Chiusa di derivazione del canale Spelta, in zona via Ballerino. |
Il documento seguente, probabilmente di fine Ottocento, accorda il diritto di prelevare acqua dal Canale Maggiore ai proprietari del podere, un tempo i Conti Cesarini Sforza, attualmente il signor Maccari di Basilicanova.
All’inizio del Novecento si realizzarono i primi pozzi, alimentati con motori a scoppio o con l'energia elettrica, in particolare per i poderi che non avevano accesso alle reti dei canali.

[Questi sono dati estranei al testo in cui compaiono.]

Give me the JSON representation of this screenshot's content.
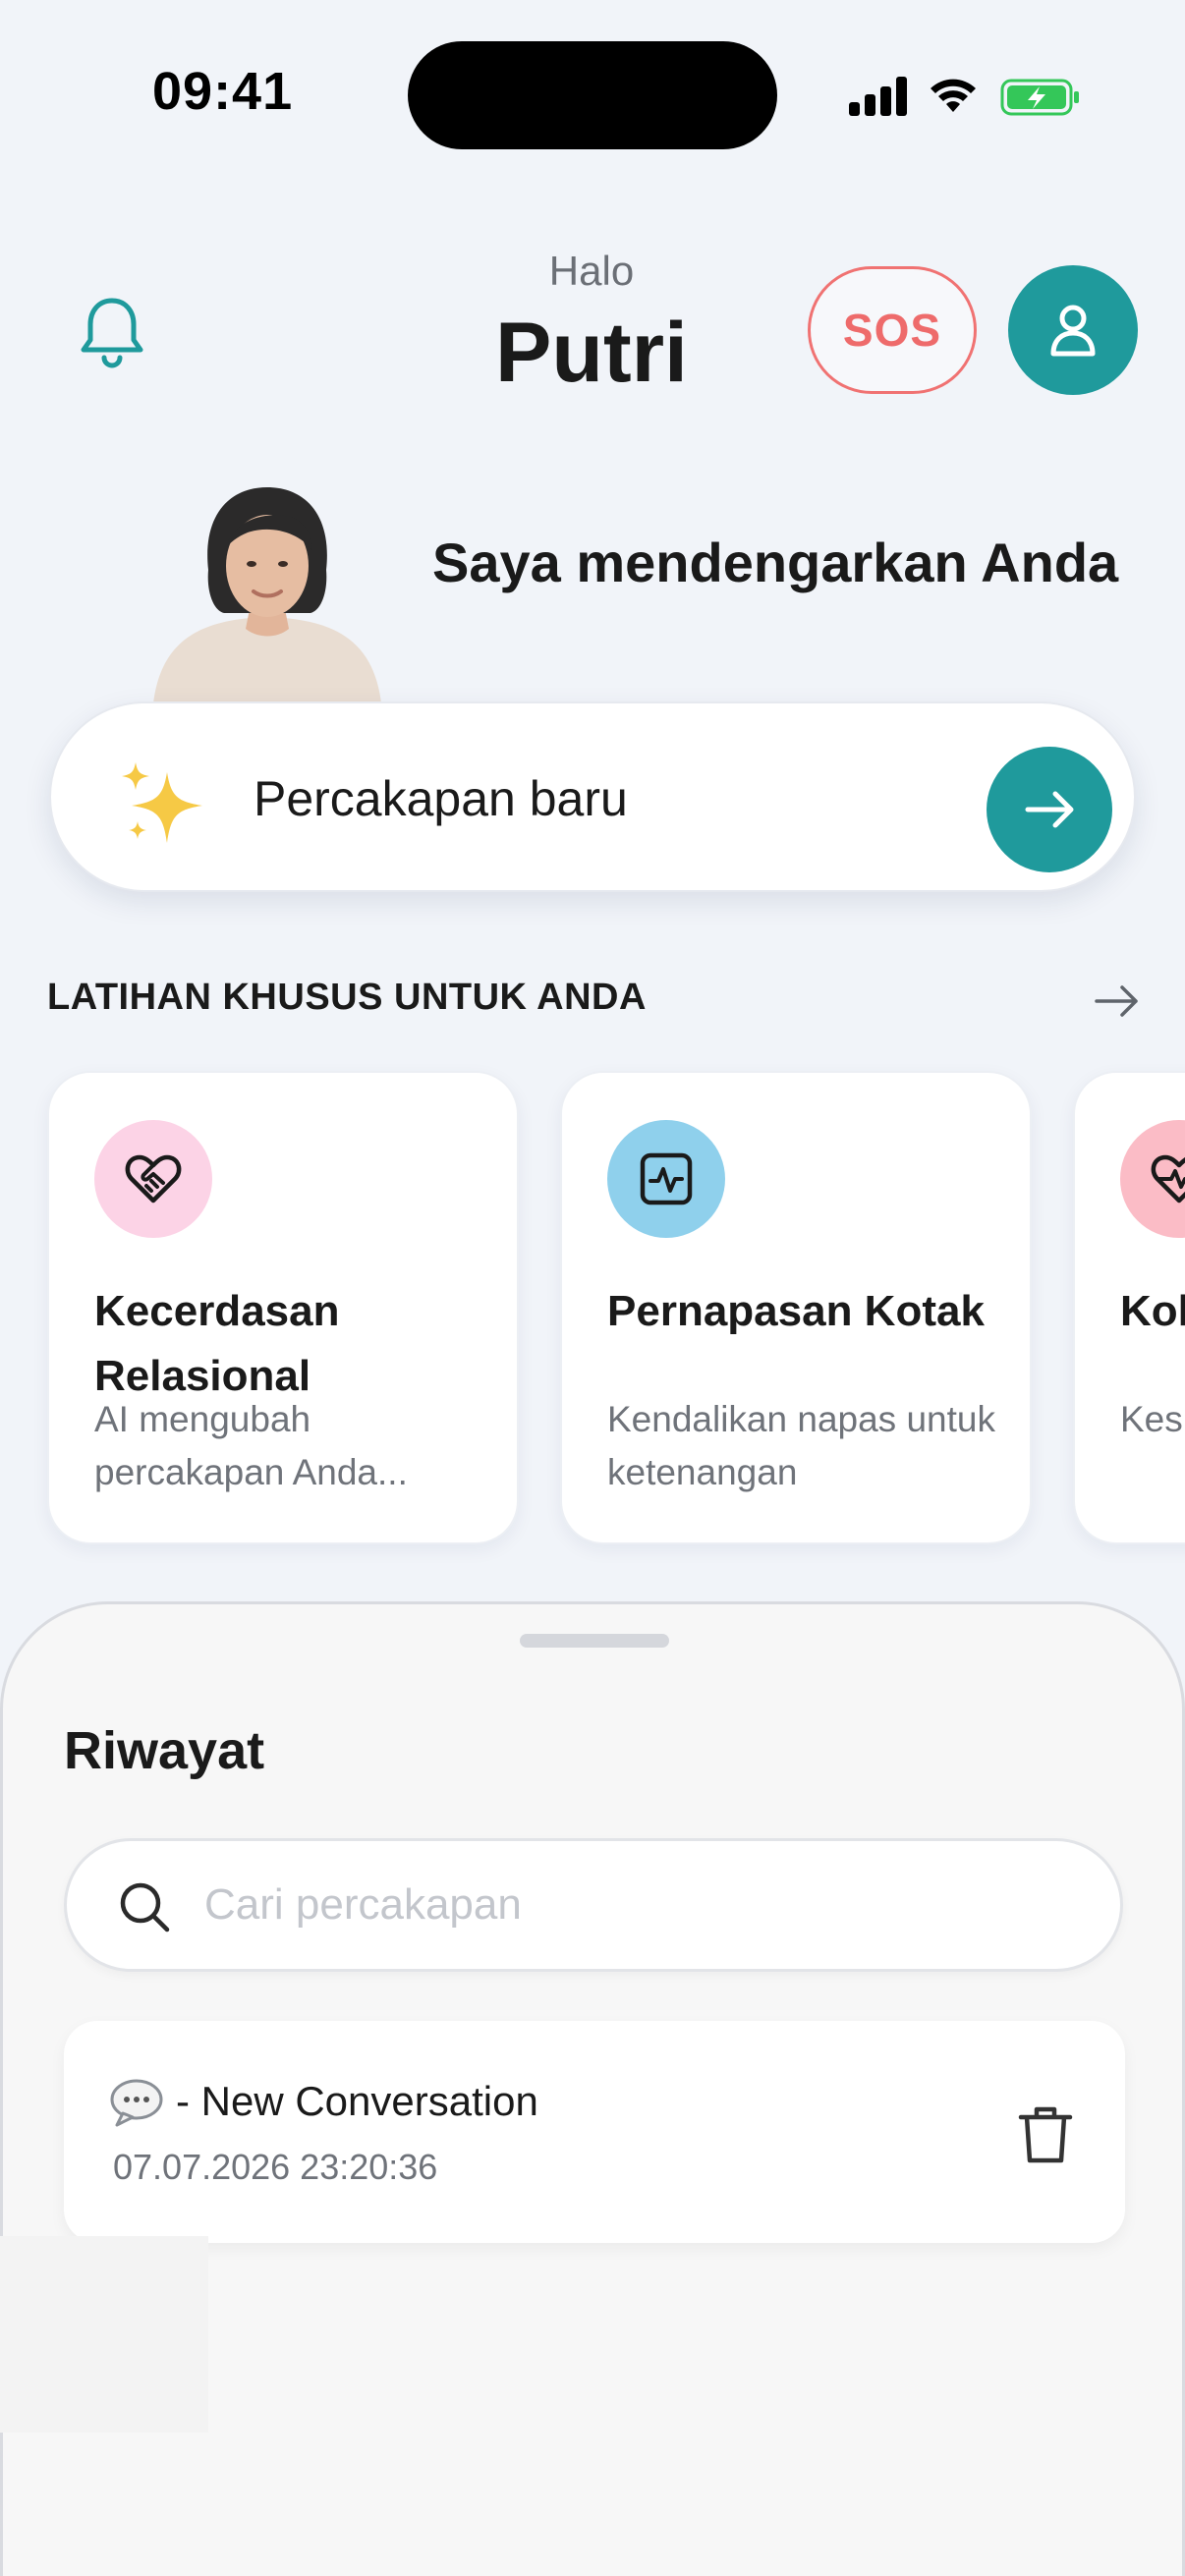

All'epoca la distribuzione restava ancorata ai fossi primari e secondari e l’innaffiamento avveniva per scorrimento. Nei fossi secondari le chiuse potevano essere in ferro, fissate su basi in calcestruzzo, o con semplici barriere formate da teloni sostenuti da pali, che consentivano all’acqua di tracimare dal fosso e spargersi sul prato circostante. L’acqua, oltre ad irrigare, alimentava le peschiere che rappresentavano una riserva per il beveraggio degli animali e per altri usi non alimentari.

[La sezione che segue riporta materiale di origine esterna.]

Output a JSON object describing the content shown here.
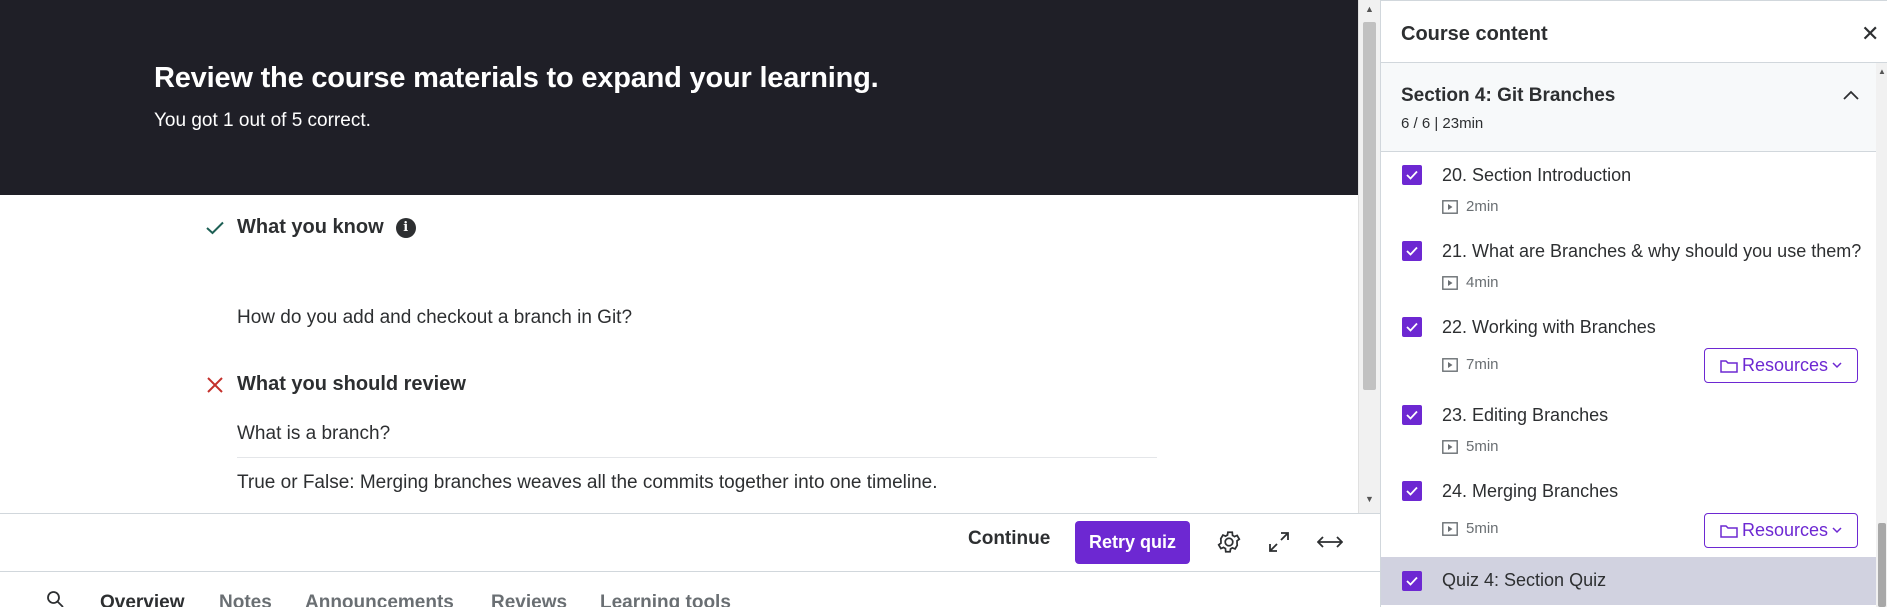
{
  "banner": {
    "heading": "Review the course materials to expand your learning.",
    "score": "You got 1 out of 5 correct."
  },
  "review": {
    "know_label": "What you know",
    "know_items": [
      "How do you add and checkout a branch in Git?"
    ],
    "should_review_label": "What you should review",
    "review_items": [
      "What is a branch?",
      "True or False: Merging branches weaves all the commits together into one timeline."
    ]
  },
  "controls": {
    "continue_label": "Continue",
    "retry_label": "Retry quiz"
  },
  "tabs": [
    {
      "label": "Overview",
      "active": true
    },
    {
      "label": "Notes",
      "active": false
    },
    {
      "label": "Announcements",
      "active": false
    },
    {
      "label": "Reviews",
      "active": false
    },
    {
      "label": "Learning tools",
      "active": false
    }
  ],
  "sidebar": {
    "title": "Course content",
    "section": {
      "title": "Section 4: Git Branches",
      "meta": "6 / 6 | 23min"
    },
    "items": [
      {
        "title": "20. Section Introduction",
        "duration": "2min",
        "completed": true
      },
      {
        "title": "21. What are Branches & why should you use them?",
        "duration": "4min",
        "completed": true
      },
      {
        "title": "22. Working with Branches",
        "duration": "7min",
        "completed": true,
        "resources_label": "Resources"
      },
      {
        "title": "23. Editing Branches",
        "duration": "5min",
        "completed": true
      },
      {
        "title": "24. Merging Branches",
        "duration": "5min",
        "completed": true,
        "resources_label": "Resources"
      },
      {
        "title": "Quiz 4: Section Quiz",
        "completed": true,
        "current": true
      }
    ]
  },
  "colors": {
    "accent": "#6d28d2",
    "banner_bg": "#1f1f27",
    "current_item_bg": "#d1d2e0",
    "correct": "#1e6055",
    "incorrect": "#c4302b"
  }
}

Una prima rivoluzione fu l’adozione dei tubi, dapprima in acciaio poi in alluminio, che consentirono l’eliminazione dei fossi secondari, sia dove si disponeva di un pozzo, sia dove si applicava una pompa sul fosso primario alimentato dai canali irrigui.
La vera rivoluzione fu l’utilizzo del sistema a pioggia, una specie di idrante alimentato da una tubazione in materiale plastico che, tramite un enorme rullo, consente il lento spostamento del getto, senza intervento manuale. Il sistema è svincolato dai fossi e può operare senza l’obbligo di seguire le pendenze. Nei poderi più organizzati, dal pozzo si dipartono dorsali di tubazioni interrate che poi emergono con prese che alimentano i rulli, limitando moltissimo l’uso di tubi mobili e quindi di manodopera.

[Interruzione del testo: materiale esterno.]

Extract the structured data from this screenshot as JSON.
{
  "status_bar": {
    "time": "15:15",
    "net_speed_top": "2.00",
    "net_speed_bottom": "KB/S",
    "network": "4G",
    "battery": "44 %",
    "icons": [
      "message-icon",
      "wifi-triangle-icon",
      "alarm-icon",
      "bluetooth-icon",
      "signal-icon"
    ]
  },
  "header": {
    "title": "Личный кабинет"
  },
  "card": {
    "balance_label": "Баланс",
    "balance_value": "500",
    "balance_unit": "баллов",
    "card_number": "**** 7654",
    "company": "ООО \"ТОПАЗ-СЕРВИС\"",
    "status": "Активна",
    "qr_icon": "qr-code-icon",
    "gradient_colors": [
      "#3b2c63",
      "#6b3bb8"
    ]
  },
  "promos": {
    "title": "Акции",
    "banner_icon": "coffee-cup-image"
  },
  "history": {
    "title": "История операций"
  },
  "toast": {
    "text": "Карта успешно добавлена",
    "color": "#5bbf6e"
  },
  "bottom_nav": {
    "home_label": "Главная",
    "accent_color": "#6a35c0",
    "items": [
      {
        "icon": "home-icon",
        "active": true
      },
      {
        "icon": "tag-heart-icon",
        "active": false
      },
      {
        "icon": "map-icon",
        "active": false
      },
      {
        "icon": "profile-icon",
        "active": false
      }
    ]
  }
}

L’ultima tecnica d’irrigazione è il sistema a goccia, utilizzato nella coltivazione dei pomodori.
Paratoia ( o chiusa) volante in acciaio. Poteva servire in una postazione in calcestruzzo dotata di guide in ferro. Data la dimensione il fosso doveva essere di tipo secondario.
Chiave per regolare le chiuse dei canali – Queste chiuse, una volta serrate, fornivano l’acqua ai fossi primari adiacenti. Il possesso e l’utilizzo dell’attrezzo era, ed è tuttora, riservato al camparo, ovvero al gestore del sistema irriguo.
Tubo in acciaio – Questi tubi erano lunghi 3 metri, dotati di un lato maschio e uno femmina, che consentivano di allacciare in sequenza vari tubi e curve, formando reti che collegavano il pozzo o una motopompa al prato da innaffiare. In origine erano nati per l’irrigazione a scorrimento, in seguito sono stati utilizzati con la tecnica a pioggia, in quanto possono alimentare uno o più gettoni, a seconda delle loro dimensioni.
Gettone a pioggia – Il gettone in collezione è del tipo medio piccolo, dotato di tre piedi regolabili e di un sistema di regolazione della rotazione del getto.